As an intern, any time there's a debate about whether something actually IS wrong vs. you DID something wrong, you always think it's the latter (at least I do). The dressing is soaked? maybe I didn't close the wound or dress the wound correctly. Her pap smear came back abnormal? Maybe I didn't do it correctly. The medication isn't working? Maybe I prescribed it incorrectly. She's bleeding? Maybe I forgot to give her medications/ didn't do something completely. This constant underlying mindset of
"everything that goes wrong is my fault" is important in understanding this story.
It is one such struggle to find the right plane that this story takes place - I was running around in clinic, per usual, and my senior resident calls me into his patient's room to do an ultrasound so he can evaluate and teach me. Every new obstetrics patient needs an ultrasound to date the pregnancy. One cool thing (well, obviously I think it's cool) about the developing fetus is that in the first, and really even in the second trimester, most fetuses are about the same size, giving us the ability to measure different body parts (head, abdomen, thigh bone) and accurately determine how long the woman has been pregnant.
For this patient, I introduce myself to the patient, explain what I'm going to do, she gives me an excited nod like "yes! show me my baby!"
(women love their first ultrasound and I don't blame them) and I place the ultrasound on her belly. By her last menstrual period, she should be about 20 weeks pregnant, which means the fetus should be pretty easy to see and measure. I'm trying to scan quickly because I've already done 10 ultrasounds today and I have three patients waiting in rooms for me to get back to them, but also accurately so I can show my senior resident that I am capable of independence, so when it's difficult to find the right level of the head to measure the BPD, I get a bit impatient with myself for being so incompetent and slow. Then I decide to try to measure the femur instead, because it's actually the more accurate measurement anyways, and can get a pretty good view of the femur, but it's measuring small - about 14 weeks. I think to myself, "man, I'm such an idiot that I can't even measure a femur correctly" but decide after trying for a few minutes to move onto the abdominal circumference - but I just cannot get a clear picture of the fetal abdomen - everything seems a bit...squished. At this point, my senior resident has been trying to correct my verbally for about five minutes (try moving your hand to the left, don't push as hard, make sure your angle is correct, no that's not quite it) and finally gets frustrated enough to just take the ultrasound probe from me and try himself. I step away from the machine feeling like a complete and utter failure, not only because I somehow couldn't measure any part of the fetus correctly, but because I still have 3 patients who I'm keeping waiting in other rooms. I mentally beat myself up for a moment and then a thought occurs to me: "Elias!" I say calmly, "Can you check for FHM?" this is code for fetal hearth movement, a tell-tale sign that a baby is alive and well. I say this in code because I just realized I didn't do that at the start of the scan and reflecting on what I did see, there wasn't much movement at all. Then, as Elias scans through the patient's uterus, he and I both realize at the same time that this fetus is not alive, has not been alive for probably over a month.

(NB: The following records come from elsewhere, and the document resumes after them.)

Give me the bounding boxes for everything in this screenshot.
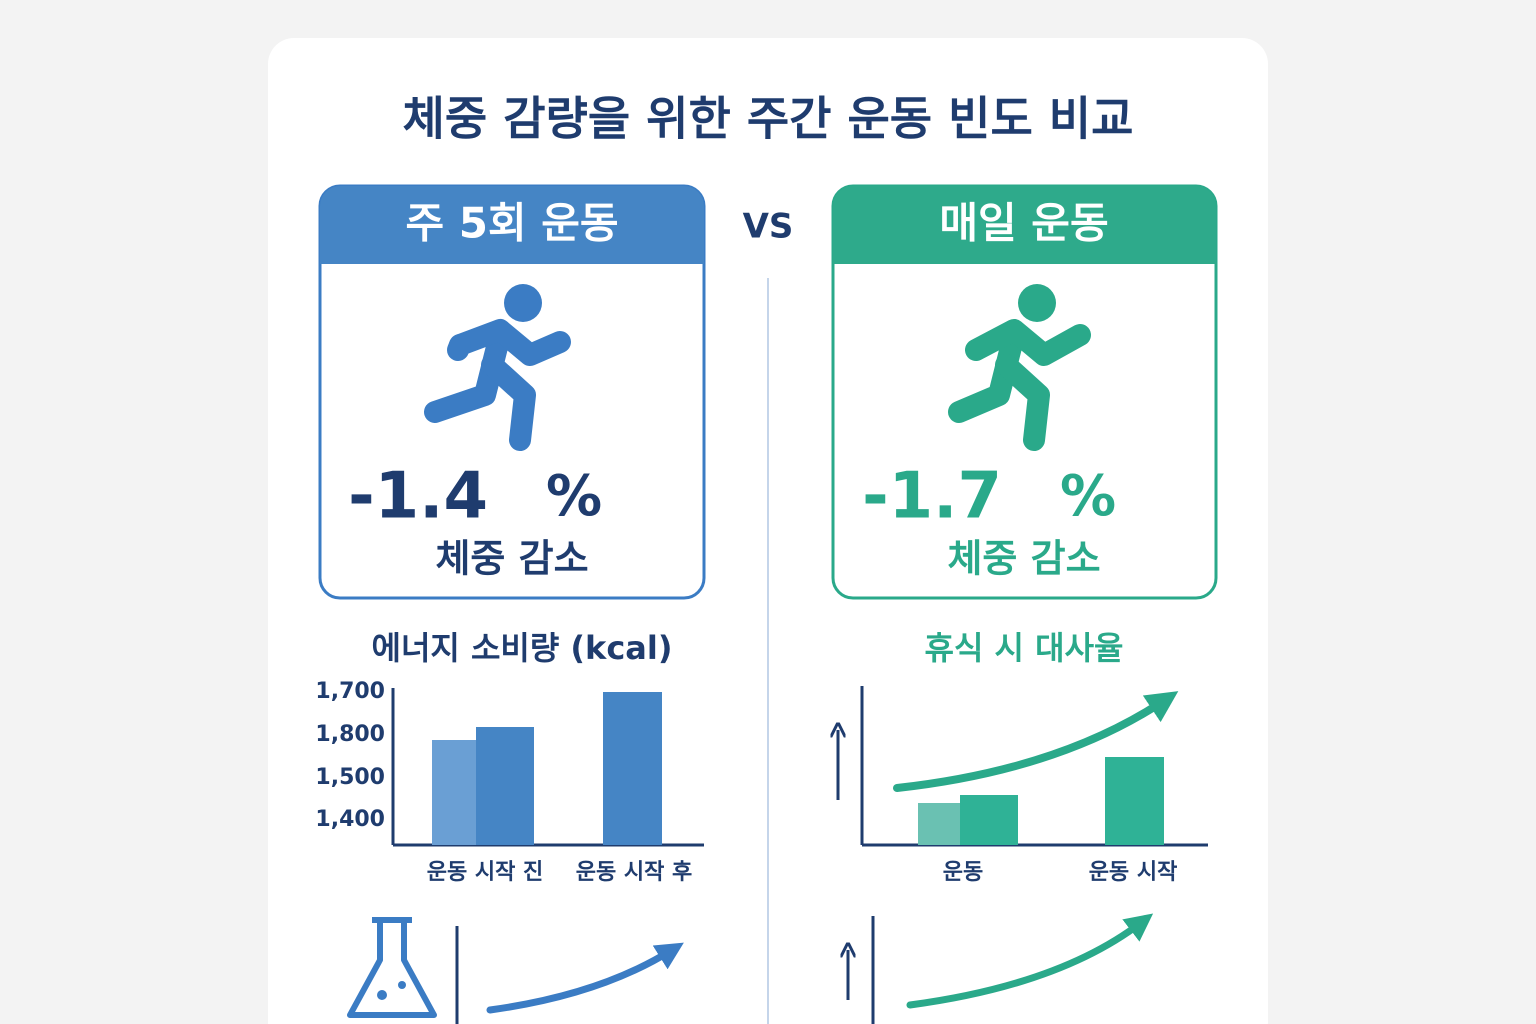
runner-icon bbox=[424, 284, 571, 451]
bar bbox=[1105, 757, 1164, 845]
y-tick-label: 1,500 bbox=[315, 765, 385, 790]
x-tick-label: 운동 시작 bbox=[1089, 860, 1178, 885]
y-tick-label: 1,700 bbox=[315, 679, 385, 704]
panel-header-text: 매일 운동 bbox=[939, 199, 1108, 248]
change-value: -1.7 bbox=[862, 460, 1002, 534]
vs-label: VS bbox=[743, 207, 794, 247]
trend-arrow bbox=[893, 691, 1179, 792]
bar bbox=[432, 740, 478, 845]
panel-header bbox=[320, 186, 704, 264]
bar bbox=[960, 795, 1018, 845]
right-chart: 휴식 시 대사율 운동 운동 시작 bbox=[838, 629, 1208, 885]
bar bbox=[476, 727, 534, 845]
bottom-left bbox=[347, 917, 684, 1024]
trend-arrow bbox=[906, 913, 1154, 1009]
change-unit: % bbox=[546, 464, 602, 529]
bar bbox=[603, 692, 662, 845]
left-panel: 주 5회 운동 -1.4 % 체중 감소 bbox=[318, 184, 706, 600]
panel-header bbox=[833, 186, 1216, 264]
change-unit: % bbox=[1060, 464, 1116, 529]
right-panel: 매일 운동 -1.7 % 체중 감소 bbox=[831, 184, 1218, 600]
caption: 체중 감소 bbox=[435, 537, 588, 581]
x-tick-label: 운동 시작 후 bbox=[576, 860, 693, 885]
bar bbox=[918, 803, 962, 845]
caption: 체중 감소 bbox=[947, 537, 1100, 581]
bottom-right bbox=[848, 913, 1154, 1024]
y-tick-label: 1,400 bbox=[315, 807, 385, 832]
runner-icon bbox=[948, 284, 1091, 451]
x-tick-label: 운동 bbox=[943, 860, 983, 885]
chart-title: 에너지 소비량 (kcal) bbox=[372, 629, 673, 667]
trend-arrow bbox=[486, 942, 684, 1014]
chart-title: 휴식 시 대사율 bbox=[925, 629, 1124, 667]
title: 체중 감량을 위한 주간 운동 빈도 비교 bbox=[403, 92, 1134, 146]
change-value: -1.4 bbox=[348, 460, 488, 534]
flask-icon bbox=[347, 917, 437, 1018]
panel-header-text: 주 5회 운동 bbox=[405, 199, 618, 248]
y-tick-label: 1,800 bbox=[315, 722, 385, 747]
x-tick-label: 운동 시작 진 bbox=[427, 860, 544, 885]
left-chart: 에너지 소비량 (kcal) 1,700 1,800 1,500 1,400 운… bbox=[315, 629, 704, 885]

The patient,still craning her neck to better see the ultrasound, asks us if we can tell if it's a boy or a girl. Elias and I look at each other, and then, as the senior resident and the person ostensibly in charge, he says, "we are having a hard time seeing the baby's heart beat. we need to check with a better machine."
He and I both know that no machine is going to show us a beating heart in this fetus, but as the doctors in training, we have a responsibility to the patient and to our attending physician, to make absolutely sure that we have not gotten something wrong.
As I stood explaining the next steps to the patient, I wished two things: first, that I did make an error and therefore there was some other explanation other than her baby had died, but second, angry at myself for being so self-doubting, so certain that all inaccuracies were from my lack of skill or knowledge that I didn't even stop to think: what if I am scanning this correctly and this baby is 6 weeks behind its dating with anatomy that doesn't look quite right.
It is an important lesson of intern year that I keep learning over and over again - yet can't seem to get quite right:
trust in the knowledge that I do have and at least consider the possibilities if I assume that I do know what I'm doing some of the time.
*an instagram original of me staring into my coffee cup at 5am
wondering what this day has in store for me*
~~
"Gilean threw his head back and laughed 'a mistake? one mistake? you should be so lucky. you'll make dozens! I made four or five on my first day alone! Of course you'll make mistakes. Just don't make any of them twice.If you do mess things up, don't try to hide it. Don't try to rationalize it. Recognize it and admit it and learn from it. We never stop learning, none of us."